Centralizer of the radical is a subgroup of the radical?

Question

Let $G$ be a finite soluble group. We denote by $\mathfrak{N}$ the class of the finite nilpotent groups. The nilpotent radical, $G_\mathfrak{N}$, is the maximal subnormal nilpotent subgroup of $G$. I want to prove that $C_G(G_\mathfrak{N})\leq G_{\mathfrak{N}}$. How can I prove this?

Answer 1

Let $C=C_G(G_\mathfrak{R})$ and $K=C_G(G_\mathfrak{R})\cap G_\mathfrak{R}$. Then $[C,K]=1$ so $K\leqslant Z(C)$. In particular, $K\unlhd C$.

Since $G$ is solvable, so is the quotient $\overline{C}:=C/K$. Let $r=d_\ell(\overline{C})$ and $H$ be the complete inverse image of $\overline{C}^{(r-1)}$ in $G$. Then $H'\leqslant K$, but since $K$ centralizes $C$, $K$ also centralizes $H$, so $[H,H,H]=1$. Thus $H$ is nilpotent.

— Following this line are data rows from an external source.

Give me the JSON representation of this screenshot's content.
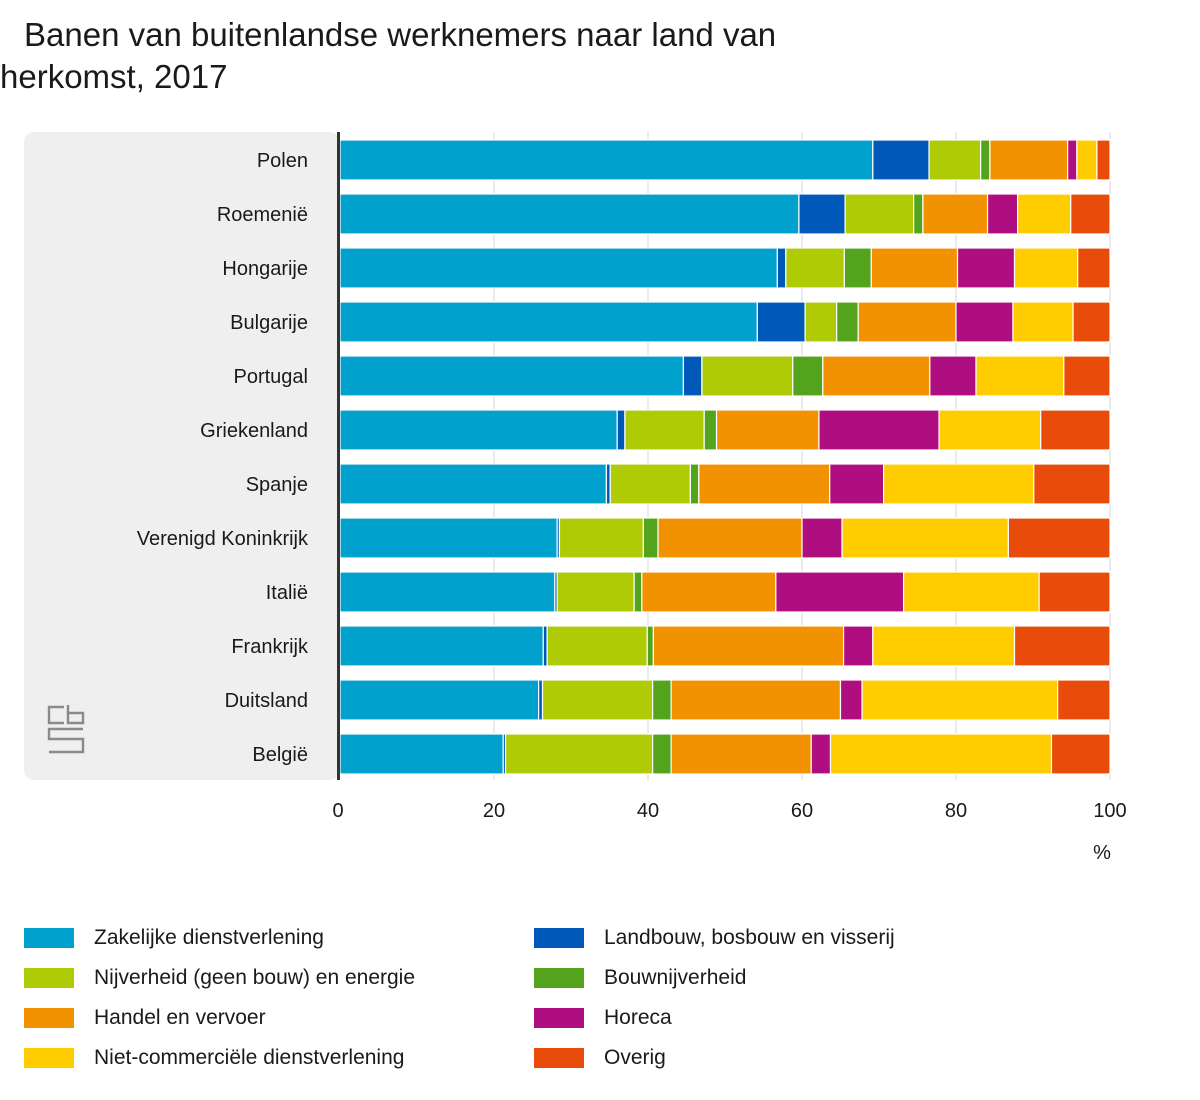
{
  "chart_data": {
    "type": "bar",
    "orientation": "horizontal",
    "stacked": true,
    "title": "Banen van buitenlandse werknemers naar land van herkomst, 2017",
    "xlabel": "%",
    "xlim": [
      0,
      100
    ],
    "xticks": [
      "0",
      "20",
      "40",
      "60",
      "80",
      "100"
    ],
    "grid": true,
    "legend_position": "bottom",
    "categories": [
      "Polen",
      "Roemenië",
      "Hongarije",
      "Bulgarije",
      "Portugal",
      "Griekenland",
      "Spanje",
      "Verenigd Koninkrijk",
      "Italië",
      "Frankrijk",
      "Duitsland",
      "België"
    ],
    "series": [
      {
        "name": "Zakelijke dienstverlening",
        "color": "#00a1cd",
        "values": [
          69.2,
          59.6,
          56.8,
          54.2,
          44.6,
          36.0,
          34.6,
          28.2,
          27.9,
          26.4,
          25.8,
          21.2
        ]
      },
      {
        "name": "Landbouw, bosbouw en visserij",
        "color": "#0058b8",
        "values": [
          7.3,
          6.0,
          1.1,
          6.2,
          2.4,
          1.0,
          0.5,
          0.3,
          0.3,
          0.5,
          0.5,
          0.3
        ]
      },
      {
        "name": "Nijverheid (geen bouw) en energie",
        "color": "#afcb05",
        "values": [
          6.7,
          8.9,
          7.6,
          4.1,
          11.8,
          10.3,
          10.4,
          10.9,
          10.0,
          13.0,
          14.3,
          19.1
        ]
      },
      {
        "name": "Bouwnijverheid",
        "color": "#53a31d",
        "values": [
          1.2,
          1.2,
          3.5,
          2.8,
          3.9,
          1.6,
          1.1,
          1.9,
          1.0,
          0.8,
          2.4,
          2.4
        ]
      },
      {
        "name": "Handel en vervoer",
        "color": "#f39200",
        "values": [
          10.1,
          8.4,
          11.2,
          12.7,
          13.9,
          13.3,
          17.0,
          18.7,
          17.4,
          24.7,
          22.0,
          18.2
        ]
      },
      {
        "name": "Horeca",
        "color": "#af0e80",
        "values": [
          1.2,
          3.9,
          7.4,
          7.4,
          6.0,
          15.6,
          7.0,
          5.2,
          16.6,
          3.8,
          2.8,
          2.5
        ]
      },
      {
        "name": "Niet-commerciële dienstverlening",
        "color": "#ffcc00",
        "values": [
          2.6,
          6.9,
          8.2,
          7.8,
          11.4,
          13.2,
          19.5,
          21.6,
          17.6,
          18.4,
          25.4,
          28.7
        ]
      },
      {
        "name": "Overig",
        "color": "#e94c0a",
        "values": [
          1.7,
          5.1,
          4.2,
          4.8,
          6.0,
          9.0,
          9.9,
          13.2,
          9.2,
          12.4,
          6.8,
          7.6
        ]
      }
    ]
  }
}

Now note that since $G_\mathfrak{R}$ is characteristic, so is $C$, and thus so is $K$. $\overline{H}$ is characteristic in $\overline{C}$, so $H$ is characteristic in $C$. Thus $H$ is characteristic in $G$. In particular, $H$ is a nilpotent normal subgroup, but $H\leqslant C$ and $H\not\leqslant K$, so $H\not \leqslant G_\mathfrak{R}$, which contradicts that $G_\mathfrak{R}$ is maximal.